Après avoir présidé la cérémonie de clôture des concertations sur la pêche artisanale le ministre des Pêches est sortie de ces discussions satisfaites. Face à la presse, Dr Fatou Diouf est revenu la lancinante question des filets mono-filaments. Elle annoncé de bons auspices. Les concertations ont fait émerger des solutions durables. « Ils nous ont proposé trois solutions que sont : l’application du règlement dans toutes sa rigueur ; certains ont proposé l’article 66 du code de la pêche qui interdit le mono-filament. Je leur ai dit que ce n’est pas possible. Et enfin la dernière proposition consiste à l’application progressive de la loi accompagné de mesures d’accompagnent, c’est-à-dire, créer un programme de substitution de ces filets. Nous allons échanger à nouveau pour trouver les filets spécifiques à la pêche artisanale » annonce-t-elle.

Il y avait trois thématiques en lice : le respect de la règlementation. « Nous avons constaté que c’est un secteur où la loi est souvent fragilisée. Il fallait parler aux acteurs, les conscientiser par rapport à la nécessité du respect de la règlementation ; le second aspect, c’est la gestion les infrastructures.
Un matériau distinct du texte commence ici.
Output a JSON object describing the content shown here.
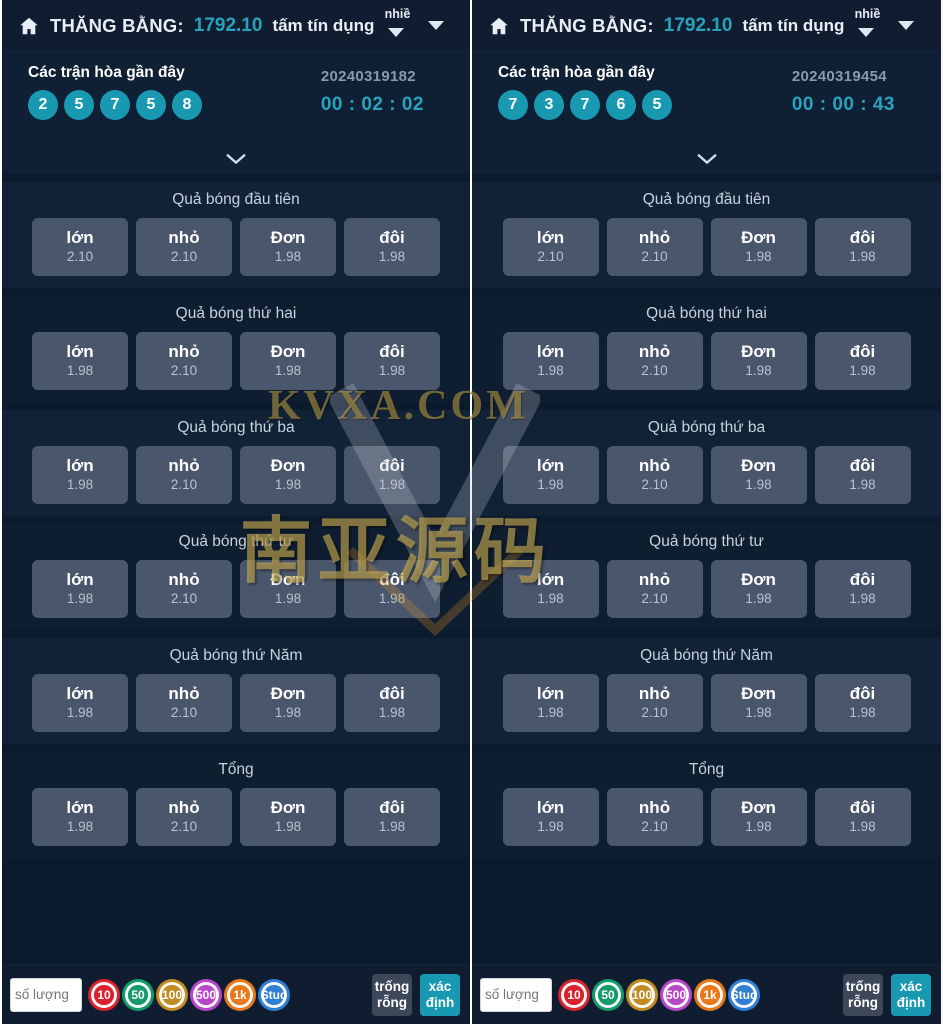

Nous avons constaté beaucoup d’infrastructures dans le secteur qui sont dans des états piteux. L’Etat a décliné de nouveaux objectifs pour tout corriger. Nous sommes déterminés à les gérer dans le cadre public-privé et le troisième aspect concerne les subventions. On a trouvé des subventions sur les moteurs qui ne sont sous-tendus par aucun programme. C’est pourquoi nous avons marqué une pause pour évaluer et savoir quelle orientation donnée » énumère le ministre des Pêches à l’issu de la fin des travaux de concertation pour donner un nouvel élan à la pêche artisanale qui doit se réinventer.
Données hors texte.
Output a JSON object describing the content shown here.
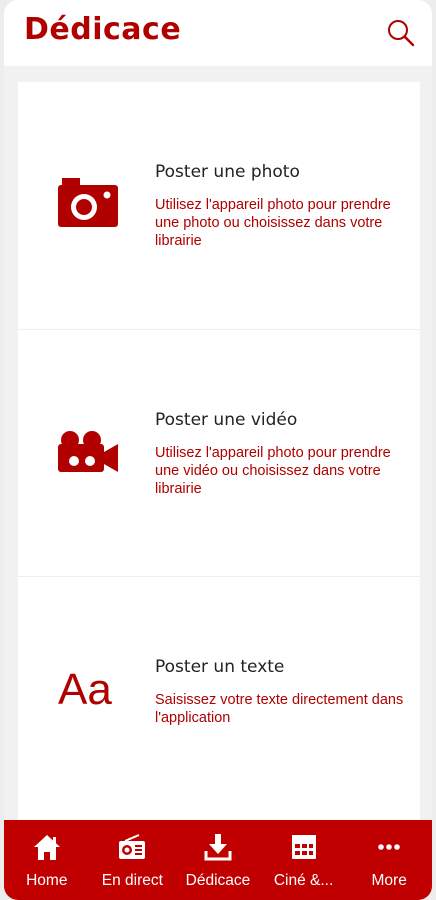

Sur toutes ces questions, relate Dr Fatou Diouf avec fierté et enthousiasme. « Dans l’ensemble, nous nous sommes accordés sur plusieurs pistes de solutions. L’essentiel de leur préoccupation a été pris en charge dans le programme Diomaye président. A titre d’exemple, l’extension de la largeur réservée à la pêche artisanale à 12 mille marrées mais également la question des subventions. Une subvention doit avoir une durée de vie, doit être quantifié et budgétisée » informe le ministre.